- Sack of Chernigov: Part of the Mongol invasion of Kievan Rus'
| Date | 18 October 1239 |
| Location | Chernigov |
| Result | Mongol victory |

Belligerents
- Mongol Empire: Principality of Chernigov

Commanders and leaders
- Batu Khan: Mstislav III Glebovich

Casualties and losses
- Light: Heavy

= Sack of Chernigov =

Siege in 1239 in Kievan Rus

The Mongol siege, capture, and sack of Chernigov, the capital of the Chernigov Principality, occurred on October 18, 1239, during the westward expansion of the Mongol Empire. It was part of the 1237–1242 Mongol invasion of Kievan Rus'.

== Location and demographics ==
The Principality of Chernigov was one of the largest and most powerful principalities within the Kievan Rus'. The greater part of the principality was situated on the eastern bank of the Dnieper River, encompassing the basins of the Desna and Seym rivers. The populace of the principality consisted mainly of Slavic tribes, namely the Siverians and Dnieper Polans. Over time, the territory of the principality expanded to encompass the lands of the Radimichs, as well as a portion of the lands belonging to the Vyatichs and Drehovichs. The Chernigov Principality was bordered by the Murom-Ryazan Land to the north and the Tmutorokan Principality to the southeast, and it exerted influence on both.

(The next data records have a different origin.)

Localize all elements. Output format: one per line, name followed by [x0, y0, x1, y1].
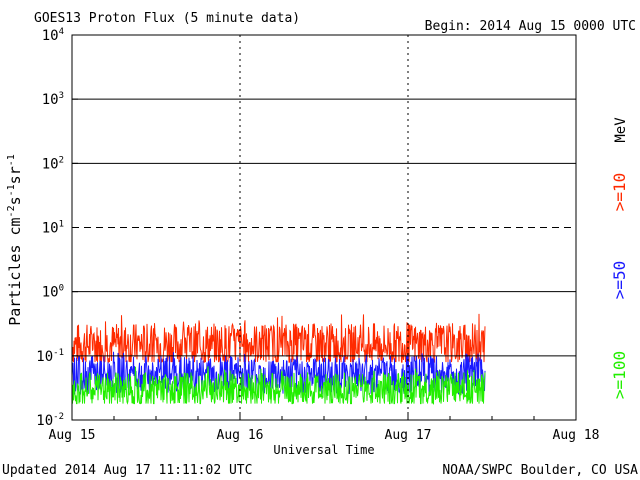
x-tick-label: Aug 18	[553, 428, 600, 443]
unit-label: MeV	[613, 117, 629, 143]
y-tick-label: 10-2	[36, 412, 64, 429]
x-tick-label: Aug 17	[385, 428, 432, 443]
x-tick-label: Aug 16	[217, 428, 264, 443]
grid-layer	[72, 35, 576, 420]
x-tick-label: Aug 15	[49, 428, 96, 443]
chart-title: GOES13 Proton Flux (5 minute data)	[34, 11, 300, 26]
legend-ge50: >=50	[610, 261, 629, 300]
y-tick-label: 101	[42, 220, 64, 237]
x-axis-label: Universal Time	[273, 443, 374, 457]
series-line	[71, 313, 486, 364]
updated-time: Updated 2014 Aug 17 11:11:02 UTC	[2, 463, 252, 478]
svg-text:Particles cm-2s-1sr-1: Particles cm-2s-1sr-1	[6, 154, 24, 326]
y-tick-label: 100	[42, 284, 64, 301]
series-layer	[71, 313, 486, 405]
source-label: NOAA/SWPC Boulder, CO USA	[442, 463, 638, 478]
legend-ge100: >=100	[610, 351, 629, 399]
series-line	[71, 351, 486, 396]
y-tick-label: 10-1	[36, 348, 64, 365]
plot-frame	[71, 34, 577, 421]
y-tick-label: 103	[42, 91, 64, 108]
y-tick-label: 102	[42, 155, 64, 172]
legend-ge10: >=10	[610, 173, 629, 212]
y-tick-label: 104	[42, 27, 64, 44]
y-axis-label: Particles cm-2s-1sr-1	[6, 154, 24, 326]
series-line	[71, 366, 486, 405]
tick-layer: 10-2 10-1 100 101 102 103 104 Aug 15 Aug 16 Aug 1…	[36, 27, 599, 443]
begin-time: Begin: 2014 Aug 15 0000 UTC	[425, 19, 636, 34]
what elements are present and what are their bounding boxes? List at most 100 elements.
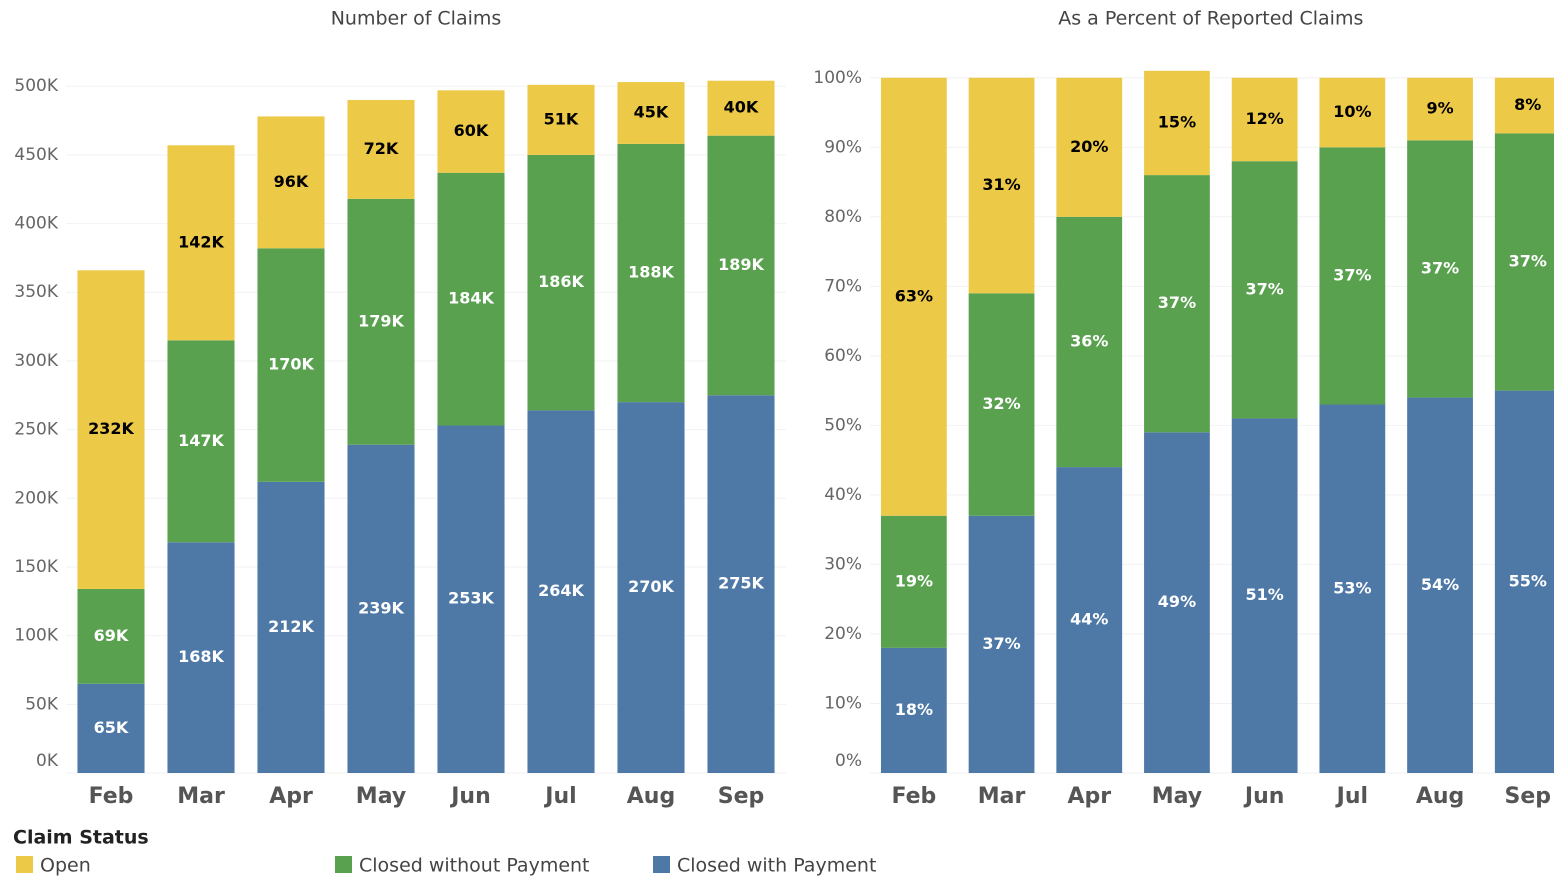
y-tick-label: 60% xyxy=(824,346,862,366)
bar-segment xyxy=(167,542,235,773)
y-tick-label: 0K xyxy=(36,751,59,771)
x-tick-label: Jun xyxy=(1243,784,1285,809)
bar-segment xyxy=(1494,390,1554,773)
y-tick-label: 100% xyxy=(813,68,862,88)
bar-segment xyxy=(527,154,595,411)
chart-title: As a Percent of Reported Claims xyxy=(1058,8,1363,30)
y-tick-label: 300K xyxy=(14,351,58,371)
data-label: 168K xyxy=(178,647,224,666)
data-label: 264K xyxy=(538,581,584,600)
bar-segment xyxy=(1231,161,1298,419)
data-label: 53% xyxy=(1333,578,1371,597)
y-tick-label: 350K xyxy=(14,282,58,302)
bar-segment xyxy=(527,84,595,155)
data-label: 37% xyxy=(1333,265,1371,284)
y-tick-label: 50% xyxy=(824,415,862,435)
bar-segment xyxy=(968,77,1035,294)
x-tick-label: Feb xyxy=(89,784,134,809)
data-label: 55% xyxy=(1509,571,1547,590)
bar-segment xyxy=(880,77,947,516)
data-label: 32% xyxy=(982,394,1020,413)
bar-segment xyxy=(1494,133,1554,391)
bar-segment xyxy=(437,172,505,426)
y-tick-label: 30% xyxy=(824,554,862,574)
data-label: 72K xyxy=(364,139,399,158)
bar-segment xyxy=(1056,216,1123,468)
bar-segment xyxy=(167,145,235,341)
data-label: 184K xyxy=(448,289,494,308)
data-label: 232K xyxy=(88,419,134,438)
legend-swatch xyxy=(653,856,670,873)
data-label: 40K xyxy=(724,98,759,117)
y-tick-label: 80% xyxy=(824,207,862,227)
data-label: 37% xyxy=(1421,258,1459,277)
bar-segment xyxy=(77,270,145,589)
bar-segment xyxy=(1144,432,1210,773)
data-label: 49% xyxy=(1158,592,1196,611)
data-label: 19% xyxy=(895,571,933,590)
data-label: 239K xyxy=(358,598,404,617)
bar-segment xyxy=(617,402,685,773)
data-label: 44% xyxy=(1070,610,1108,629)
bar-segment xyxy=(77,588,145,684)
bar-segment xyxy=(707,80,775,136)
legend-title: Claim Status xyxy=(13,827,149,849)
legend-swatch xyxy=(335,856,352,873)
chart-title: Number of Claims xyxy=(331,8,502,30)
y-tick-label: 450K xyxy=(14,145,58,165)
data-label: 189K xyxy=(718,255,764,274)
data-label: 10% xyxy=(1333,102,1371,121)
data-label: 36% xyxy=(1070,331,1108,350)
y-tick-label: 70% xyxy=(824,276,862,296)
data-label: 253K xyxy=(448,589,494,608)
bar-segment xyxy=(347,99,415,199)
y-tick-label: 150K xyxy=(14,557,58,577)
data-label: 270K xyxy=(628,577,674,596)
y-tick-label: 500K xyxy=(14,76,58,96)
data-label: 179K xyxy=(358,311,404,330)
data-label: 69K xyxy=(94,626,129,645)
data-label: 60K xyxy=(454,121,489,140)
bar-segment xyxy=(167,340,235,543)
x-tick-label: Jun xyxy=(449,784,491,809)
data-label: 37% xyxy=(1246,279,1284,298)
y-tick-label: 50K xyxy=(25,694,59,714)
bar-segment xyxy=(707,395,775,773)
data-label: 20% xyxy=(1070,137,1108,156)
bar-segment xyxy=(1144,175,1210,433)
y-tick-label: 250K xyxy=(14,420,58,440)
bar-segment xyxy=(1319,147,1386,405)
x-tick-label: May xyxy=(1152,784,1202,809)
x-tick-label: Mar xyxy=(978,784,1026,809)
bar-segment xyxy=(257,116,325,249)
bar-segment xyxy=(437,90,505,173)
legend-label: Open xyxy=(40,855,91,877)
y-tick-label: 40% xyxy=(824,485,862,505)
bar-segment xyxy=(347,444,415,773)
y-tick-label: 200K xyxy=(14,488,58,508)
x-tick-label: May xyxy=(356,784,406,809)
y-tick-label: 100K xyxy=(14,626,58,646)
legend-swatch xyxy=(16,856,33,873)
bar-segment xyxy=(968,515,1035,773)
y-tick-label: 20% xyxy=(824,624,862,644)
data-label: 18% xyxy=(895,700,933,719)
bar-segment xyxy=(257,248,325,482)
bar-segment xyxy=(77,683,145,773)
bar-segment xyxy=(1144,70,1210,176)
bar-segment xyxy=(1319,404,1386,773)
bar-segment xyxy=(347,198,415,445)
data-label: 31% xyxy=(982,175,1020,194)
x-tick-label: Aug xyxy=(1416,784,1464,809)
data-label: 186K xyxy=(538,272,584,291)
data-label: 51% xyxy=(1246,585,1284,604)
bar-segment xyxy=(617,143,685,403)
data-label: 51K xyxy=(544,109,579,128)
bar-segment xyxy=(437,425,505,773)
x-tick-label: Apr xyxy=(1067,784,1111,809)
data-label: 96K xyxy=(274,172,309,191)
x-tick-label: Sep xyxy=(718,784,765,809)
x-tick-label: Feb xyxy=(891,784,936,809)
bar-segment xyxy=(707,135,775,396)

Chernigov was the capital of the principality. Other notable urban centers included Novgorod-Seversky, Starodub-Seversky, Trubchevsk, and Kozelsk. Chernigov's population was estimated at between 25,000 and 30,000 when it was sacked. This made it a major city in a time when Kiev, the capitol of the Kievan Rus', had a population of 50,000.

== Prelude ==
The Mongol invasion of Kievan Rus' occurred in two phases. During the winter of 1237–38, the Mongol army under Batu Khan conquered the northern Rus' territories (the principalities of Ryazan and Vladimir-Suzdal) with the exception of the Novgorod Republic. In the following spring of 1238, the Mongol Army returned to the Wild Fields. In 1239, the second campaign was aimed at the southern Rus' territories (the principalities of Chernigov and Kiev).

== Battle ==
In the autumn of 1239, the Mongols captured Hlukhiv, Kursk, Rylsk, and Putivl and advanced towards Chernigov. When Prince Mstislav heard that the Mongols were attacking the town, he moved with his troops to confront them. The Mongols used catapults that hurled stones the distance of a bowshot and a half. Mstislav escaped, but many of his men were killed.

== Aftermath ==
Following the fall of Chernigov on October 18, 1239, the Tatars pillaged towns in the surrounding countryside. Mstislav fled to Kiev and negotiated his surrender to Batu Khan, although the terms are unclear. The capital city of Kiev fell in the autumn of 1240. Both the Kievan Rus and the Principality of Chernigov were dissolved after the Mongol invasion, and the city of Chernigov entered a long period of relative obscurity.